This Easy Appetizer Cheese Platter is a great idea for your next gathering. It pairs a selection of cheeses from Lunds with easy-to-make Rosemary Pecans and Thyme-Roasted Walnuts. Remember to Like, Comment and Share!
Easy Appetizer Cheese Platter
Who doesn’t need an easy button on a day that includes family activities and a dinner party? In this case, it was a grandson’s football game and friends coming over later that same evening. What is an easy button? Essentially, it’s a simple entertaining idea – don’t make everything! By balancing out the number of things you make vs. buy, you have a much less hectic time in the kitchen. As the host, you can also enjoy your own dinner party.
What to Buy
For my platter I purchased the following selection of cheeses & crackers:
- Rembrandt aged Gouda
- Delice de Bourgongne – a French classic triple crème cheese
- Cambozola – a combination of a French soft-ripened triple cream cheese and Italian Gorgonzola
- Cranberry Crisps (crackers)
- La Panzanella Rosemary Artisan Crackers
Each of these cheeses brings a great distinct flavor to the selection. The aged Gouda is a hard, salty, grainy cheese. The Delice de Bourgongne is like eating butter. The Cambozola has a similar creaminess, but with the salty hint of blue cheese. If this isn’t your favorite combination, no worries. There is a vast array to choose from at Lunds & Byerlys and trained cheese experts to help select whatever you prefer.
What to Make
Initially I decided to make a glaze for the Cambozola cheese because I had tasted this wonderful combination at a tapas restaurant. Next I came up with the idea of including some honey-ginger balsamic vinegar in the glaze, since it had been a hostess gift from the same friends that were coming to dinner. Essentially I just reduced this vinegar to a syrup and combined it with some honey. The result was a tangy/sweet and sticky glaze that was heavenly with the Cambozola and spread on the Cranberry Crisps.

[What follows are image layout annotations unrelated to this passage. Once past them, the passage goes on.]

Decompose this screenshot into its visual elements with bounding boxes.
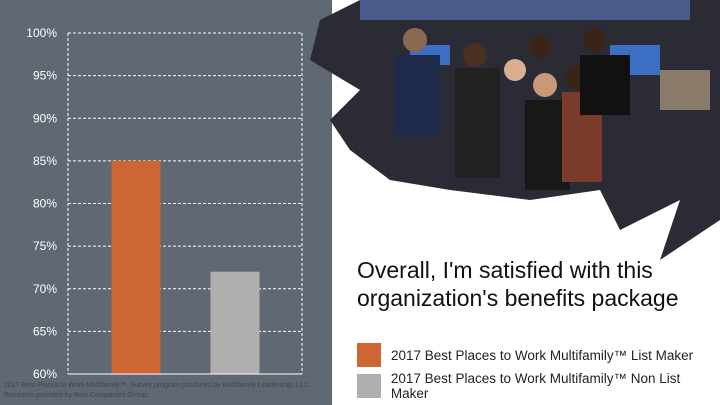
team-photo <box>310 0 720 260</box>
y-tick-label: 75% <box>33 239 57 253</box>
bar-chart: 60% 65% 70% 75% 80% 85% 90% 95% 100% <box>26 26 303 381</box>
y-tick-label: 85% <box>33 154 57 168</box>
legend-label: 2017 Best Places to Work Multifamily™ No… <box>390 371 681 401</box>
y-tick-label: 95% <box>33 69 57 83</box>
chart-title: Overall, I'm satisfied with this organiz… <box>357 257 679 311</box>
legend-label: 2017 Best Places to Work Multifamily™ Li… <box>391 347 694 363</box>
bar-list-maker <box>111 160 161 374</box>
bar-non-list-maker <box>210 271 260 374</box>
y-tick-label: 70% <box>33 282 57 296</box>
legend-swatch-orange <box>357 343 381 367</box>
y-tick-label: 65% <box>33 324 57 338</box>
footnote: 2017 Best Places to Work Multifamily™. S… <box>4 382 311 399</box>
y-tick-label: 90% <box>33 111 57 125</box>
y-tick-label: 60% <box>33 367 57 381</box>
y-tick-label: 80% <box>33 197 57 211</box>
y-tick-label: 100% <box>26 26 57 40</box>
chart-panel <box>0 0 332 405</box>
legend-item-list-maker: 2017 Best Places to Work Multifamily™ Li… <box>357 343 693 367</box>
legend-item-non-list-maker: 2017 Best Places to Work Multifamily™ No… <box>357 371 720 401</box>
legend-swatch-gray <box>357 374 381 398</box>
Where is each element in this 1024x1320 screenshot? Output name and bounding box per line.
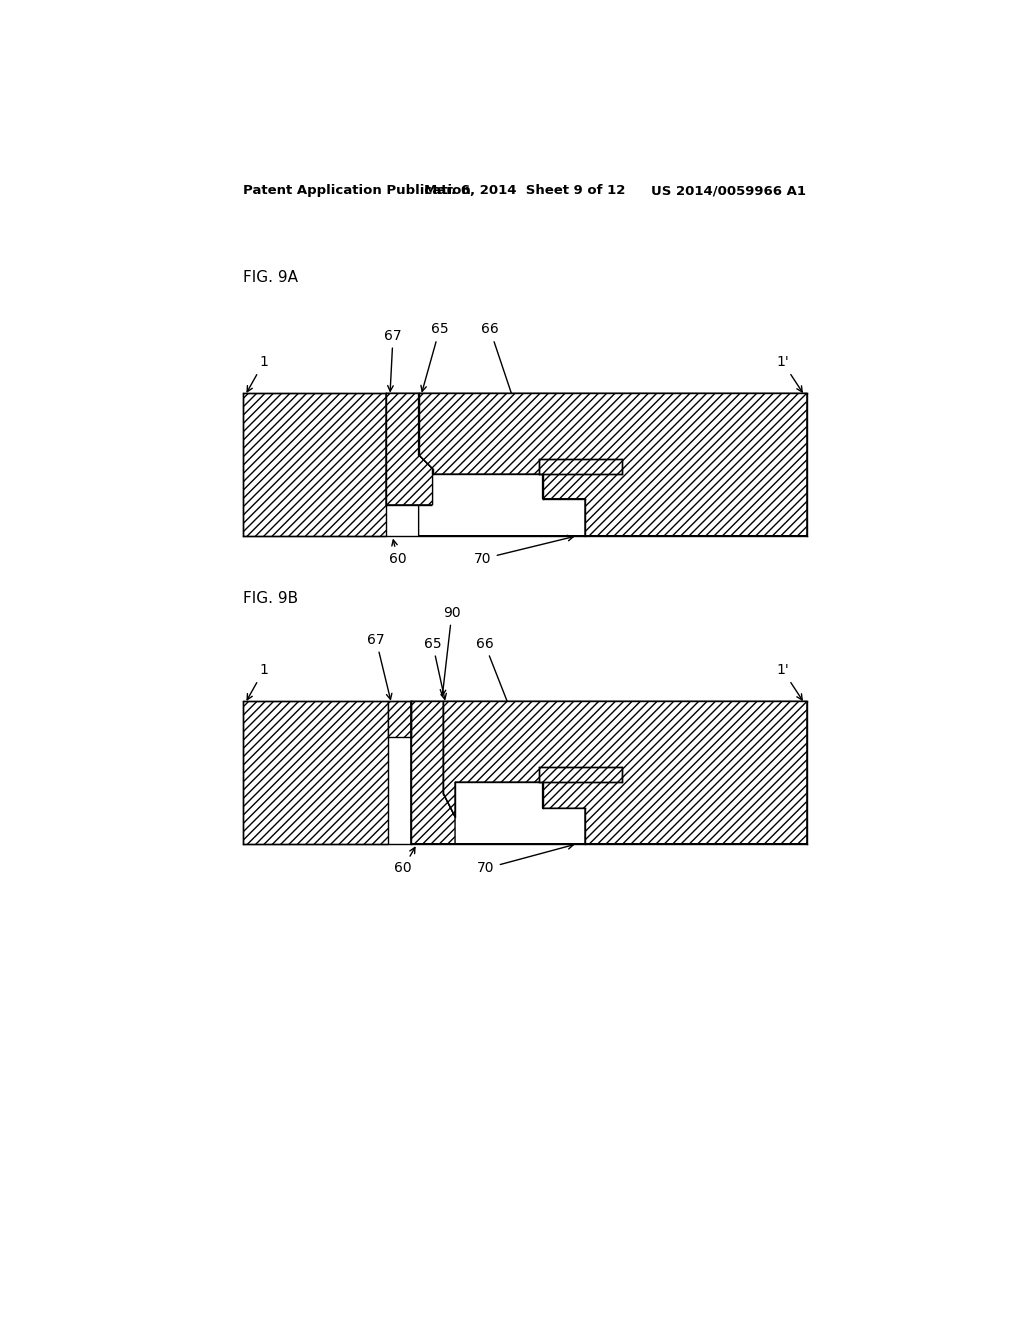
Text: 66: 66 [481,322,536,463]
Polygon shape [539,767,623,781]
Polygon shape [386,393,432,506]
Text: FIG. 9B: FIG. 9B [243,591,298,606]
Polygon shape [411,701,455,843]
Text: 70: 70 [477,843,573,875]
Text: 1: 1 [247,355,268,392]
Polygon shape [419,455,586,536]
Text: 70: 70 [474,536,573,566]
Text: US 2014/0059966 A1: US 2014/0059966 A1 [651,185,806,197]
Text: Patent Application Publication: Patent Application Publication [243,185,470,197]
Text: 60: 60 [389,540,407,566]
Text: 67: 67 [384,329,401,391]
Text: 90: 90 [440,606,461,696]
Text: Mar. 6, 2014  Sheet 9 of 12: Mar. 6, 2014 Sheet 9 of 12 [424,185,626,197]
Text: 65: 65 [424,636,446,700]
Text: FIG. 9A: FIG. 9A [243,271,298,285]
Text: 66: 66 [475,636,536,772]
Polygon shape [243,701,388,843]
Polygon shape [243,393,386,536]
Polygon shape [388,701,411,738]
Text: 65: 65 [421,322,449,392]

Additionally I decided to make the Rosemary Pecans and Thyme-Roasted Walnuts. Since both of these recipes required just a few ingredients and only 10 minutes in the oven, they were a great option and could be made in advance. Yet they give the appetizer a nice little extra pizzazz and the impression I had fussed more than I did. Bonus! If you have any leftover, they are also great served in a salad.
Easy Appetizer Cheese Platter
Ingredients
Cheese & Cracker Selection
- wedge of aged Gouda
- wedge of Delice de Bourgongne or another triple crème cheese
- wedge of Cambozola
- Cranberry Crisps or other crisp cracker with a hint of sweetness
- La Panzanella Rosemary Artisan Crackers
- Note – or select your own cheese and cracker combination
Glaze
- 1/3 c. honey-ginger balsamic vinegar or other fruit flavored white balsamic vinegar
- 1/4 c honey
Rosemary Pecans
- 2 tbsp. butter
- 2 tsp. sugar
- 1/4 tsp. or more, to taste cayenne pepper
- 3/4 tsp or more, to taste kosher salt
- 2 c. pecan halves
- 2 tsp. chopped fresh rosemary
Thyme-Roasted Walnuts
- 2 c. walnut halves
- 1 tbsp olive oil
- 1 tbsp. chopped fresh thyme
- 1/2 tsp. or more, to taste kosher salt
Instructions
Cheese & Crackers
- Let Delice de Bourgongne and Cambozola (or any soft cheeses) set at room temperature for 30 minutes before serving. Place Cambozola cheese on small plate and drizzle with glaze. Arrange all 3 cheeses and crackers on large platter and serve with nuts.
Glaze
- Reduce honey-ginger balsamic vinegar (or other fruit-based white balsamic vinegar) to a syrup consistency, about 10-15 minutes on steady simmer. It should boil down to about 1 tbsp or so after being reduced. Let cool and combine with honey. Note – if glaze becomes too stiff to drizzle after cooling, warm at low power in microwave for a few seconds.
Rosemary Pecans
- Heat oven to 375 degrees. Melt butter in a medium skillet over medium heat. Stir in the sugar, cayenne and salt. Add pecans and toss to coat.
- Transfer pecans to a rimmed baking sheet in a single layer. Bake, stirring frequently, until toasted, about 10-12 minutes.
- Add rosemary and toss to combine. Serve warm or at room temperature.
Thyme-Roasted Walnuts
- Preheat oven to 350 degrees.Toss walnuts, oil, thyme and salt on rimmed baking sheet. Bake until walnuts are golden brown and fragrant, about 10-12 minutes. Serve warm or at room temperature.
Tracey Peterson
The cheese platter was so delicious! I loved the Cambozola cheese with the balsamic reduction, just yummy. Over the years we have enjoyed many cheese appetizers with Cathy & Mike, but this one was the best! I could have made a meal out of it, but I knew I had to hold back and save room for more wonderful food. Cathy’s dinners are always a treat and something I look forward to.
cathyscooking@gmail.com
So glad you liked it! The pastry wrapped pork recipe we had for the main course will be posted shortly.
Jessica Freimark
Everything here looks so scrumptious!
cathyscooking@gmail.com
Taking the pictures are half the fun of food blogging! Thanks for the comment!